Clancy Aussie Doodles

We are a Family Breeder of Multi-Generation Authentic Australian Labradoodles


on November 10, 2011

The snow is coming down and the dogs absolutely love it. Living in Jackson Hole, WY is amazing and the skiing is unparalleled. One of the dogs favorite things to do is play outside with us in the snow. However, when we come inside they tend to look like little abominable snowmen. In order to prevent a snowy mess all over your house you can trim their legs and abdomen short, buy them snowsuits (which is going a little to far), or put them in their kennel until they dry off. Also if the dogs are getting really wet it mght be a good idea to take a break and take the dog inside to warm up and dry off.

Cold weather can be hazardous for pets, and if you have an outdoor dog, you need to take special precautions to keep him safe through the winter. Prepare a warm outdoor shelter for your dog before winter weather hits, and take other necessary steps to prevent him from becoming dangerously chilled as the temperature drops.

  1. Preparing for Winter

    • Make sure your dog has adequate shelter if he will be outside in cold weather. Set up a sturdy doghouse with a slanted roof. Make sure it is insulated and elevated off the ground slightly to allow circulation, recommends the Michigan Humane Society. Make sure the house is big enough for the dog to turn around in and be comfortable in all positions, but do not use a house that is too big for your dog because it will not stay as warm. Make sure the door faces southeast and has a flap to protect your dog from wind. Use dry straw for bedding instead of fabric, which can get wet and freeze, and change it as needed.

      Avoid shaving your dog’s hair short just before winter. If your dog naturally has short hair, consider purchasing a dog sweater that he can wear when the weather is particularly cold, as recommended by the American Society for the Prevention of Cruelty to Animals (ASPCA). Make any necessary adjustments to your home so you will be able to bring your dog inside in extreme cold.

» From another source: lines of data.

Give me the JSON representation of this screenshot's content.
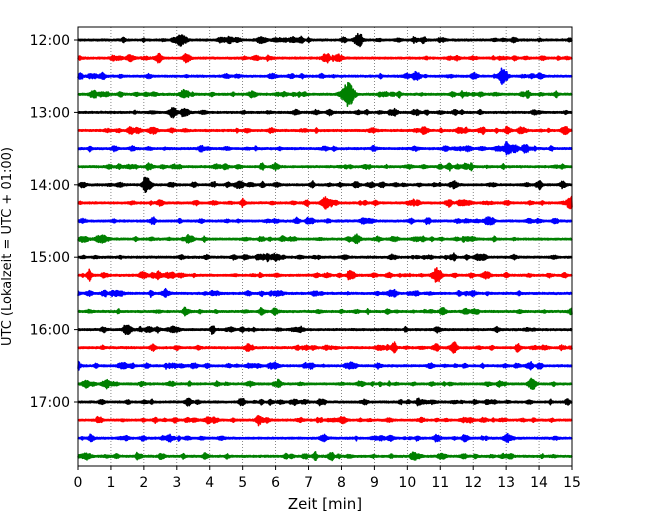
{
  "chart_data": {
    "type": "line",
    "title": "",
    "xlabel": "Zeit  [min]",
    "ylabel": "UTC (Lokalzeit = UTC + 01:00)",
    "xlim": [
      0,
      15
    ],
    "x_ticks": [
      "0",
      "1",
      "2",
      "3",
      "4",
      "5",
      "6",
      "7",
      "8",
      "9",
      "10",
      "11",
      "12",
      "13",
      "14",
      "15"
    ],
    "y_tick_labels": [
      "12:00",
      "13:00",
      "14:00",
      "15:00",
      "16:00",
      "17:00"
    ],
    "grid": "vertical dotted lines at each minute",
    "colors": [
      "#000000",
      "#ff0000",
      "#0000ff",
      "#008000"
    ],
    "traces": [
      {
        "start": "12:00",
        "color": "#000000",
        "bursts": [
          {
            "t": 8.5,
            "amp": 0.7
          },
          {
            "t": 3.1,
            "amp": 0.45
          }
        ]
      },
      {
        "start": "12:15",
        "color": "#ff0000",
        "bursts": [
          {
            "t": 3.3,
            "amp": 0.6
          }
        ]
      },
      {
        "start": "12:30",
        "color": "#0000ff",
        "bursts": [
          {
            "t": 12.9,
            "amp": 1.0
          },
          {
            "t": 10.3,
            "amp": 0.45
          }
        ]
      },
      {
        "start": "12:45",
        "color": "#008000",
        "bursts": [
          {
            "t": 8.2,
            "amp": 1.6
          }
        ]
      },
      {
        "start": "13:00",
        "color": "#000000",
        "bursts": [
          {
            "t": 2.9,
            "amp": 0.5
          }
        ]
      },
      {
        "start": "13:15",
        "color": "#ff0000",
        "bursts": [
          {
            "t": 14.8,
            "amp": 0.5
          },
          {
            "t": 11.6,
            "amp": 0.4
          }
        ]
      },
      {
        "start": "13:30",
        "color": "#0000ff",
        "bursts": [
          {
            "t": 13.1,
            "amp": 0.55
          }
        ]
      },
      {
        "start": "13:45",
        "color": "#008000",
        "bursts": [
          {
            "t": 6.0,
            "amp": 0.4
          }
        ]
      },
      {
        "start": "14:00",
        "color": "#000000",
        "bursts": [
          {
            "t": 2.1,
            "amp": 0.9
          }
        ]
      },
      {
        "start": "14:15",
        "color": "#ff0000",
        "bursts": [
          {
            "t": 15.0,
            "amp": 0.6
          },
          {
            "t": 7.5,
            "amp": 0.45
          }
        ]
      },
      {
        "start": "14:30",
        "color": "#0000ff",
        "bursts": [
          {
            "t": 12.5,
            "amp": 0.4
          }
        ]
      },
      {
        "start": "14:45",
        "color": "#008000",
        "bursts": [
          {
            "t": 0.6,
            "amp": 0.35
          }
        ]
      },
      {
        "start": "15:00",
        "color": "#000000",
        "bursts": [
          {
            "t": 6.0,
            "amp": 0.45
          },
          {
            "t": 12.3,
            "amp": 0.4
          }
        ]
      },
      {
        "start": "15:15",
        "color": "#ff0000",
        "bursts": [
          {
            "t": 10.9,
            "amp": 1.0
          },
          {
            "t": 8.3,
            "amp": 0.55
          }
        ]
      },
      {
        "start": "15:30",
        "color": "#0000ff",
        "bursts": [
          {
            "t": 7.2,
            "amp": 0.35
          }
        ]
      },
      {
        "start": "15:45",
        "color": "#008000",
        "bursts": [
          {
            "t": 11.1,
            "amp": 0.3
          }
        ]
      },
      {
        "start": "16:00",
        "color": "#000000",
        "bursts": [
          {
            "t": 2.2,
            "amp": 0.3
          }
        ]
      },
      {
        "start": "16:15",
        "color": "#ff0000",
        "bursts": [
          {
            "t": 11.4,
            "amp": 0.55
          }
        ]
      },
      {
        "start": "16:30",
        "color": "#0000ff",
        "bursts": [
          {
            "t": 1.3,
            "amp": 0.3
          }
        ]
      },
      {
        "start": "16:45",
        "color": "#008000",
        "bursts": [
          {
            "t": 6.1,
            "amp": 0.25
          }
        ]
      },
      {
        "start": "17:00",
        "color": "#000000",
        "bursts": [
          {
            "t": 7.4,
            "amp": 0.25
          }
        ]
      },
      {
        "start": "17:15",
        "color": "#ff0000",
        "bursts": [
          {
            "t": 5.5,
            "amp": 0.25
          }
        ]
      },
      {
        "start": "17:30",
        "color": "#0000ff",
        "bursts": [
          {
            "t": 13.0,
            "amp": 0.35
          },
          {
            "t": 9.2,
            "amp": 0.3
          }
        ]
      },
      {
        "start": "17:45",
        "color": "#008000",
        "bursts": [
          {
            "t": 6.9,
            "amp": 0.3
          }
        ]
      }
    ]
  }
}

    Precautions in Cold Weather

    • Bring short-haired dogs inside when the temperature drops to around 15 to 20 degrees, according to the Michigan Humane Society. Large or thick-haired dogs should be brought indoors when the temperature falls to zero. If your dog is normally kept outside, the Michigan Humane Society recommends letting him stay in a cooler area, such as an enclosed porch, for 12 to 24 hours before introducing him to the warmth of your home to give him time to adjust. Be sure to offer you dog extra food and water during the winter (10 to 20 percent more), and frequently check water bowls to make sure the water is not frozen.

      Do not let your dog off a leash if you go for a walk in snow or ice; he could have a harder time finding a scent and getting back to you. Be sure your dog wears identification tags in case he does get lost. Do not leave your dog alone in a car, which could hold in cold air and drop his temperature to dangerous levels. Wash your dog’s feet and stomach when he comes in after being outdoors in snow or ice. Salt, antifreeze and other dangerous substances commonly used in winter could stick to his paws and enter his mouth if he licks the area. Paws can also become irritated from snow and ice exposure, and washing them can help.

    Problem Signs

    • Bring your dog inside if he seems to be shivering, curling up in a ball or attempting to dig a bed in the snow. Bring your dog inside and contact a veterinarian immediately if he feels very cold or if his paws, ears or tip of his tail turn bright red, which may signal frostbite.